Dance With Me, Henry
He proceeded to ask for anything, a nickel, a quarter, food, whatever. I realized that I had heard this routine before, that this guy was always turning 67 in a few weeks and that "lately" was pretty much a permanent state of affairs for him.
But I gave him a buck anyway. At least I had a home to go to.
My bud Paula treated me to dinner in an Italian place in Downtown Brooklyn that night and then I was off to the Three Jolly Pigeons to hook up with people from my Bay Ridge Friends group.
People were buying me drinks and wishing me a happy and no one made me go up to the stage for karaoke, praise the Lord.
The funny thing is, the more I drank, the more I felt like singing. I seem to recall swaying and mumbling along with "Margaritaville" though that could be my mind playing tricks on me.
I was out with this group a few weeks ago and we wound up at another place in the neighborhood called the Salty Dog.
They have dancing there after 11 pm and though it took a while, people started coming out on the floor.
The music wasn’t my style—you call that crap music?!?—so I stood on the sidelines and watched as the younger folks did their thing.
I love watching women dance because they just love to dance, whereas the male animal only dances so he can get close to the women.
There was one young woman who made quite an impression of me. She was petite, with bare shoulders and a tattoo on her right arm that I couldn’t quite out, since she never stayed still.
She danced with such exuberance, such joy,I could barely take my eyes off her, and it wasn’t just lust—honestly.
I wanted to be with her in some way that I can’t quite describe, even though I knew the age difference--and her boyfriend with whom she was dancing--would make that quite impossible.
Of course, even if we were the same age, I don't think I'd have a shot at her anyway. And I’m sure if I saw her in the street I’d walk right by her, but on this night, she had some kind of magic it was happening all over me.
It’s probably for the best that she exists only as a fantasy figure for me. Reality can be such a killjoy. But at least I can learn from her willingness to embrace life and be happy.
I did give myself a nice gift on Saturday. I have this habit of tearing into myself, putting myself down and condemning everything I do or fail to do.
I caught myself doing that on my birthday and I decided I would take a day-long break from this self-abuse. I was declaring a truce is this seemingly endless war in my head.

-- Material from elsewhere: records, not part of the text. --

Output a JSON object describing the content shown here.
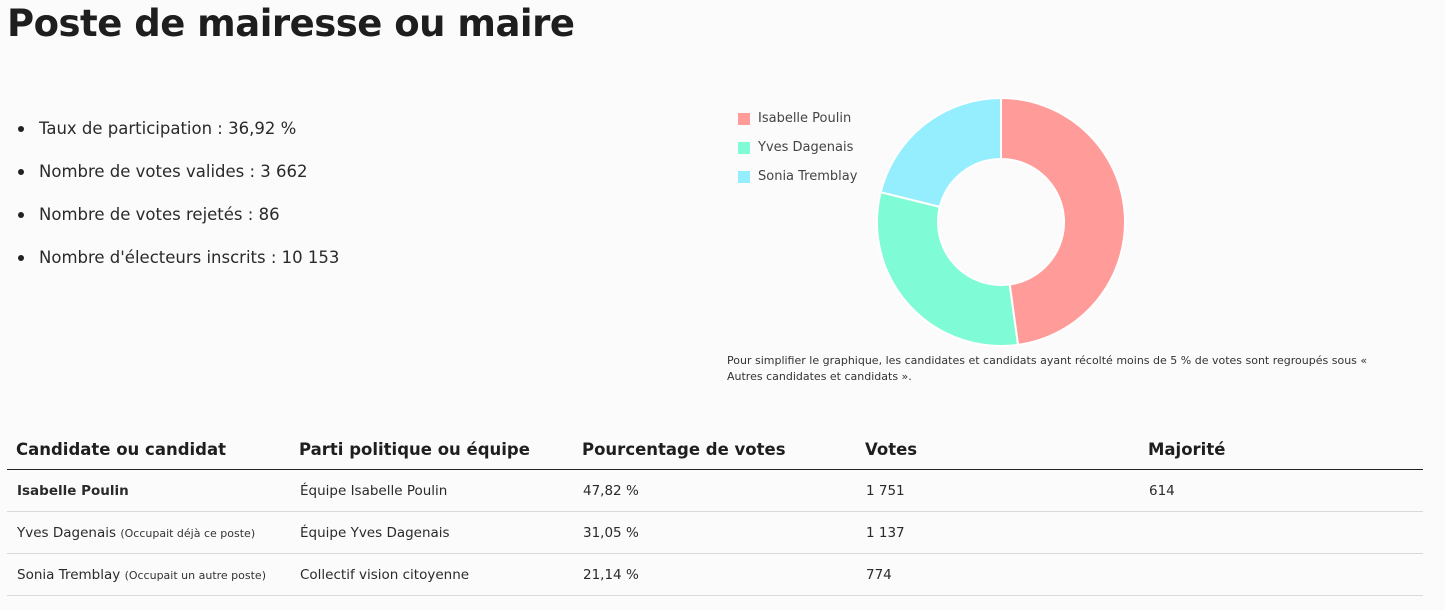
{
  "page_title": "Poste de mairesse ou maire",
  "stats": [
    "Taux de participation : 36,92 %",
    "Nombre de votes valides : 3 662",
    "Nombre de votes rejetés : 86",
    "Nombre d'électeurs inscrits : 10 153"
  ],
  "chart_data": {
    "type": "pie",
    "labels": [
      "Isabelle Poulin",
      "Yves Dagenais",
      "Sonia Tremblay"
    ],
    "values": [
      47.82,
      31.05,
      21.14
    ],
    "colors": [
      "#ff9c99",
      "#7ffbd5",
      "#94eefd"
    ],
    "legend_position": "top-left",
    "note": "Pour simplifier le graphique, les candidates et candidats ayant récolté moins de 5 % de votes sont regroupés sous « Autres candidates et candidats »."
  },
  "table": {
    "headers": [
      "Candidate ou candidat",
      "Parti politique ou équipe",
      "Pourcentage de votes",
      "Votes",
      "Majorité"
    ],
    "rows": [
      {
        "name": "Isabelle Poulin",
        "note": "",
        "party": "Équipe Isabelle Poulin",
        "percent": "47,82 %",
        "votes": "1 751",
        "majority": "614",
        "winner": true
      },
      {
        "name": "Yves Dagenais",
        "note": "(Occupait déjà ce poste)",
        "party": "Équipe Yves Dagenais",
        "percent": "31,05 %",
        "votes": "1 137",
        "majority": "",
        "winner": false
      },
      {
        "name": "Sonia Tremblay",
        "note": "(Occupait un autre poste)",
        "party": "Collectif vision citoyenne",
        "percent": "21,14 %",
        "votes": "774",
        "majority": "",
        "winner": false
      }
    ]
  }
}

There was an incident during World War I where German and British troops held a truce at Christmas time. They didn’t wait for the generals or politicians, these soldiers, who were all living in trenches like animals, just decided they would stop killing each other for a short time.
I decided that for one day I’m give myself a break. All those lines like “I should have” and the “why didn’t I’?” and “What’s wrong with me?” got a one-day furlough to leave me the hell of alone.
It was strange not beating up on myself every waking moment. I actually had time to be relax and enjoy my life, and be thankful for my friends and family and for my time on earth.
I want to do this tomorrow and the next day and the day after that. I want to keep having one-day truces until I reach an armistice with myself.
Okay, now I've got to see a man about buying a grave.